As the age-old adage goes “bet on the jockey, not the horse”, the same holds for investment wherein you lay your bet on the manager and not the fund. So how does one go about it?
In the next article, I will explain to you the styles of fund managers in the Indian MF industry.
Do let me know your queries in the comments section below.
Ram says
So true. In inital years of investment journey, I used to take 1-3-5 years top performer or atleast should be in top 3-5 in the pursuit of returns generated in the past to be repeated on future, thinking it will be just a straight line.
But not sure if we do reverse way like worst performers also and correlate and see if once worst performers are later best performing and vice versa.
But I think Mutual funds should not be thought of on basis of performance alone but what risk we are able to bear or what risk the fund is taking to achieve the same return, i.e Sharpe ratio. And ultimately is the fund meeting or exceeding it’s objectives mentioned in the fund documents.
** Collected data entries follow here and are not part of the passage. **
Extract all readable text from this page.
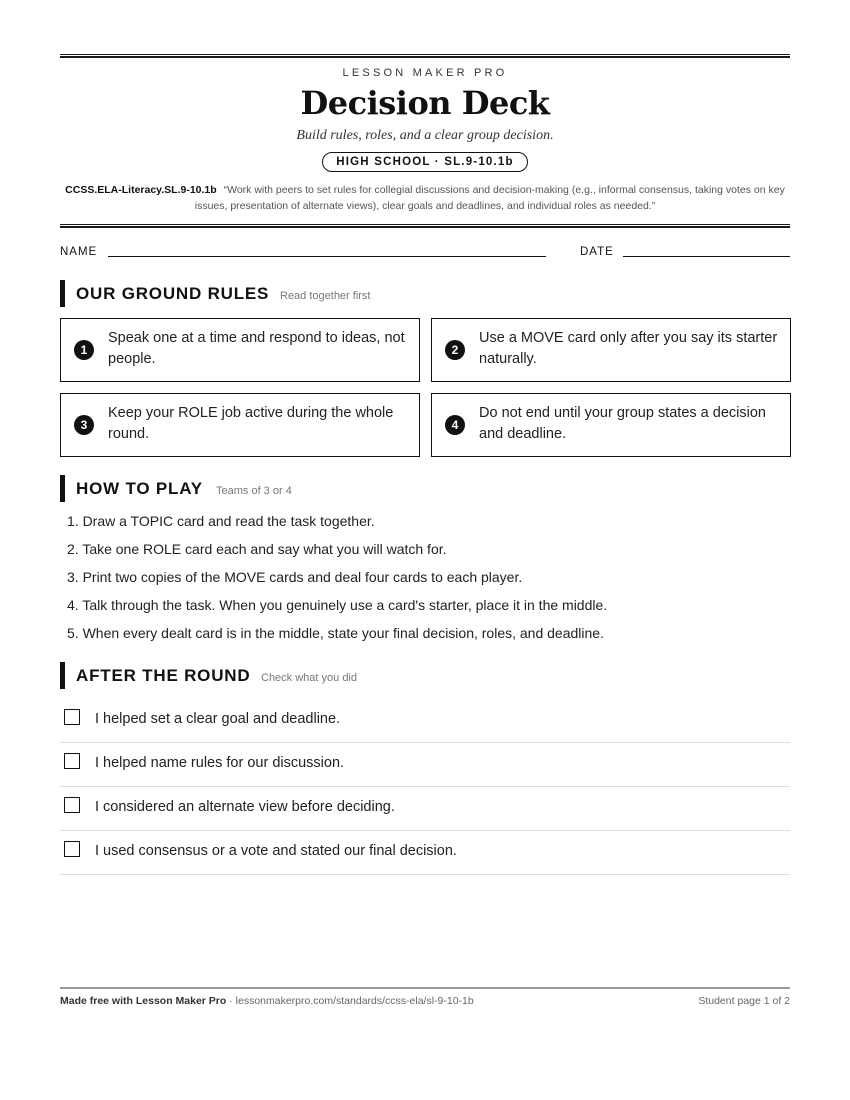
LESSON MAKER PRO
Decision Deck
Build rules, roles, and a clear group decision.
HIGH SCHOOL · SL.9-10.1b
CCSS.ELA-Literacy.SL.9-10.1b “Work with peers to set rules for collegial discussions and decision-making (e.g., informal consensus, taking votes on key issues, presentation of alternate views), clear goals and deadlines, and individual roles as needed.”
NAME	DATE
OUR GROUND RULES Read together first
1
Speak one at a time and respond to ideas, not people.
2
Use a MOVE card only after you say its starter naturally.
3
Keep your ROLE job active during the whole round.
4
Do not end until your group states a decision and deadline.
HOW TO PLAY Teams of 3 or 4
1. Draw a TOPIC card and read the task together.
2. Take one ROLE card each and say what you will watch for.
3. Print two copies of the MOVE cards and deal four cards to each player.
4. Talk through the task. When you genuinely use a card's starter, place it in the middle.
5. When every dealt card is in the middle, state your final decision, roles, and deadline.
AFTER THE ROUND Check what you did
I helped set a clear goal and deadline.
I helped name rules for our discussion.
I considered an alternate view before deciding.
I used consensus or a vote and stated our final decision.
Made free with Lesson Maker Pro · lessonmakerpro.com/standards/ccss-ela/sl-9-10-1b	Student page 1 of 2
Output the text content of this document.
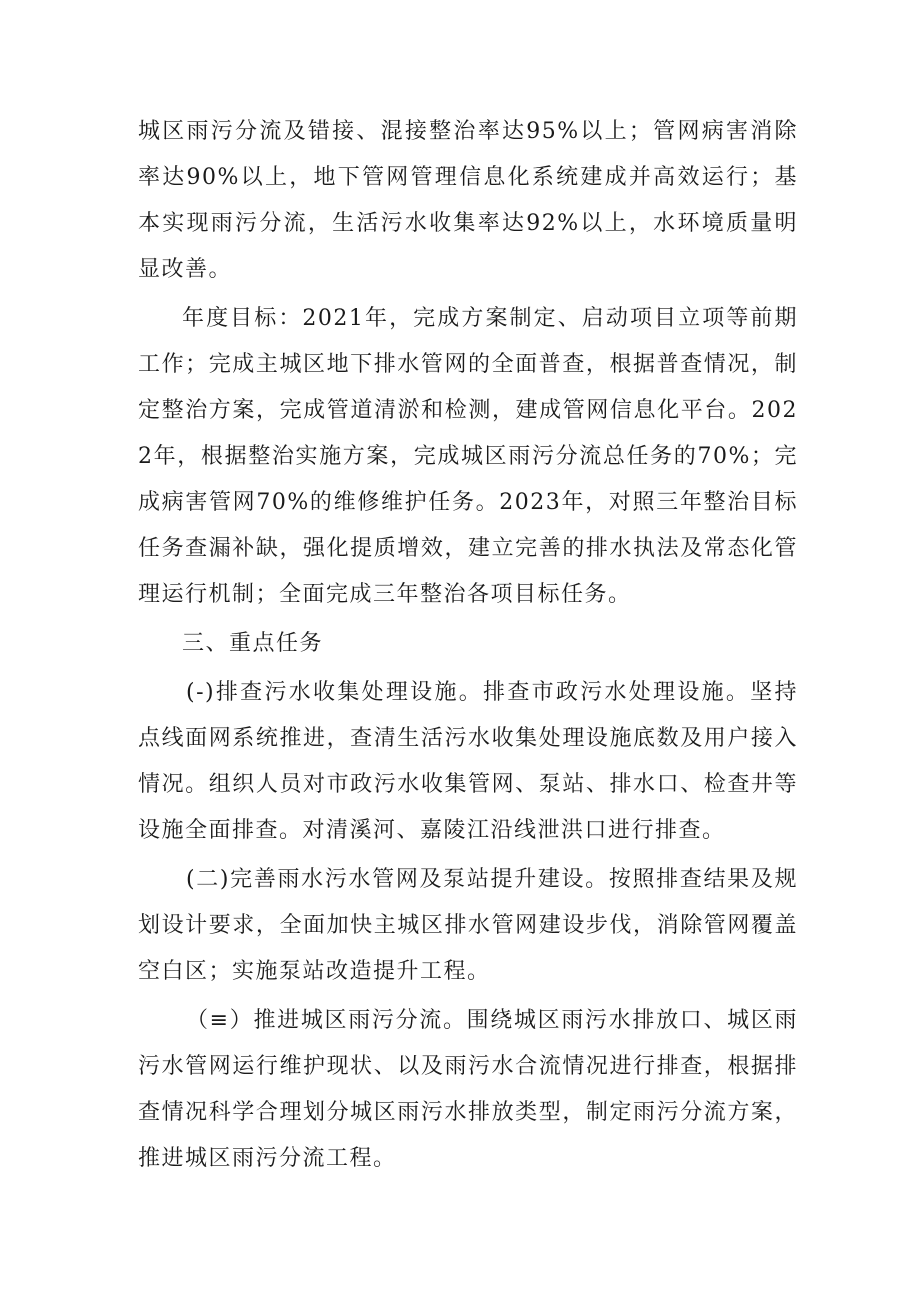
城区雨污分流及错接、混接整治率达95%以上；管网病害消除率达90%以上，地下管网管理信息化系统建成并高效运行；基本实现雨污分流，生活污水收集率达92%以上，水环境质量明显改善。

年度目标：2021年，完成方案制定、启动项目立项等前期工作；完成主城区地下排水管网的全面普查，根据普查情况，制定整治方案，完成管道清淤和检测，建成管网信息化平台。2022年，根据整治实施方案，完成城区雨污分流总任务的70%；完成病害管网70%的维修维护任务。2023年，对照三年整治目标任务查漏补缺，强化提质增效，建立完善的排水执法及常态化管理运行机制；全面完成三年整治各项目标任务。

三、重点任务

(-)排查污水收集处理设施。排查市政污水处理设施。坚持点线面网系统推进，查清生活污水收集处理设施底数及用户接入情况。组织人员对市政污水收集管网、泵站、排水口、检查井等设施全面排查。对清溪河、嘉陵江沿线泄洪口进行排查。

(二)完善雨水污水管网及泵站提升建设。按照排查结果及规划设计要求，全面加快主城区排水管网建设步伐，消除管网覆盖空白区；实施泵站改造提升工程。

（≡）推进城区雨污分流。围绕城区雨污水排放口、城区雨污水管网运行维护现状、以及雨污水合流情况进行排查，根据排查情况科学合理划分城区雨污水排放类型，制定雨污分流方案，推进城区雨污分流工程。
Apart from that if the benchmark and the category average which it compares.
Above all investments should be based on one’s goals and definitely need a sound advisor and financial planner to guide and handhold the investors.
Unfortunately advisor or planner is seen as an overhead and people aren’t ready to understand the value of an advisor as Money is something no one wants to share or trust and as a professional is be paid fees is not recognised well atleast in Indian investor community, may be time will decide the importance of a planner. Till then self medication, I mean self (mis) management 🤣 continues.